Sabtu, 20 Mei 2023

Menjadi petani itu berat.... tapi harus tetap bertahan untuk menjaga kelangsungan....

 




Seingatku, sepanjang ingatanku, rasanya sawah bukan hal yang asing bagiku. Melihat hamparan sawah dengan padi yang mulai tumbuh, atau saat padi telah menghijau menyejukan mata, atau saat padi telah menguning menunggu saat panen tiba, rasanya pemandangan itu telah lama kunikmati. Rasanya aku sudah sangat akrab sekali dengan sawah dan pemandangannya. Melihat petani bekerja disawah, menanam padi, tandur, atau panen pemandangan yang biasa kulihat sejak kecil. Bahkan saat masih kecil, saat petani belum banyak yang menggunakan traktor untuk membajak sawah, aku sudah biasa melihat Aki, kakekku, bekerja menggarap sawah dengan menggunakan dua ekor lembu untuk membajak sawah.

Hari-hariku dari kecil adalah sekolah dan belajar (walaupun nilai-nilai sekolahku tak pernah memuaskan, asal cukup saja), namun disaat liburan sekolah, bila pulang ke kampung orangtuaku (kebetulan ayah dan ibuku berasal dari kampung yang sama), sawah menjadi salah satu tujuanku bermain disaat liburan.

Saat itu, aku melihat bekerja sebagai petani biasa-biasa saja. Artinya aku menganggap mereka, yang bekerja sebagai petani, bekerja bagaimana layaknya orang yang bekerja seperti pekerjaan-pekerjaan lain seperti berdagang, pegawai kantoran, atau beragam pekerjaan lainnya. Aku melihat mereka petani, termasuk Aki dan Nini, kakek dan nenek dari ayah dan ibu, bekerja keras menggarap sawah. Dan saat panen tiba mendapatkan hasil yang menggembirakan dari hasil penjualan panen padi. Itu yang kulihat dimasa kecilku bertahun-tahun lamanya.
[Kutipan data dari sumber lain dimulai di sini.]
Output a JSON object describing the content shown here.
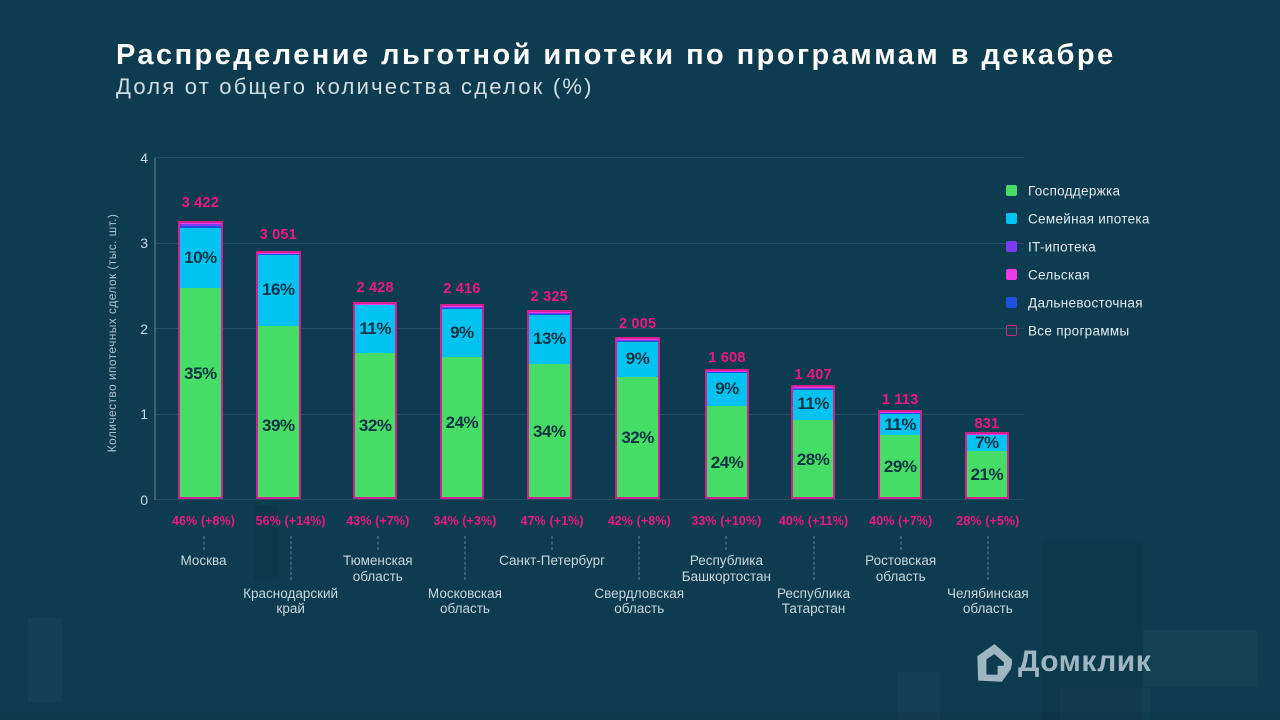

Bertahun-tahun kemudian saat aku sudah menyelesaikan pendidikan dan sudah bekerja kantoran, beberapa petak sawah yang dulu dimasa kecilku menjadi tempat bermainku, kini berpindah tangan menjadi  milikku, artinya beberapa petak sawah itu diwariskan menjadi bagianku. Dan saat itulah baru aku menyadari ternyata menjadi petani itu berat dan tidak muda.

Sawah yang menjadi bagianku tetap dikerjakan oleh berapa orang petani yang sudah dari dulu menggarap sawah peninggalan Aki dan Nini. Sistemnya bagi hasil. Aku mendapat bagian setengannya dari hasil panen setelah dipotong oleh pupuk, biaya buruh, biaya pemeliharaan dan lain sebagainya. Dan pastinya, bagiaku sangat kecil bila dibandingkan dengan hasil panen yang diperoleh. Itu patut disyukuri karena tidak selamanya petani bisa menikmati panen padi yang bagus. Itulah sebagian dari lika liku pekerjaan petani. Tak jarang saat padi sudah tumbuh bagus, diserang hama. Padi yang siap dipanen akhirnya hanya tinggal sisa-sisa yang diserang hama. Belum lagi apabila sawahya berada didaerah yang penanamannya mengandalkan curah hujan. Bila hujan tidak turun maka para petani tidak ada yang menanam padi. Bila kemaraunya panjang, maka bisa dipastikan selama setahun itu petani yang berada didaerah itu tidak ada yang menanam padi. Lantas bagaimana dengan sawahnya? Dibiarkan begitu saja hingga tak lama kemudian setelah terlantar karena tidak digarap, seluruh permukaannya akan ditumbuhi rumput-rumput liar. Dan itu akan jadi pekerjaan tambahan bagi  para petani nanti bila musim hujan tiba dan mereka akan memulai lagi mengarap sawah, yang pertama dilakukan adalah menggarap sawah menghabiskan seluruh rumput dan tanaman liar itu.  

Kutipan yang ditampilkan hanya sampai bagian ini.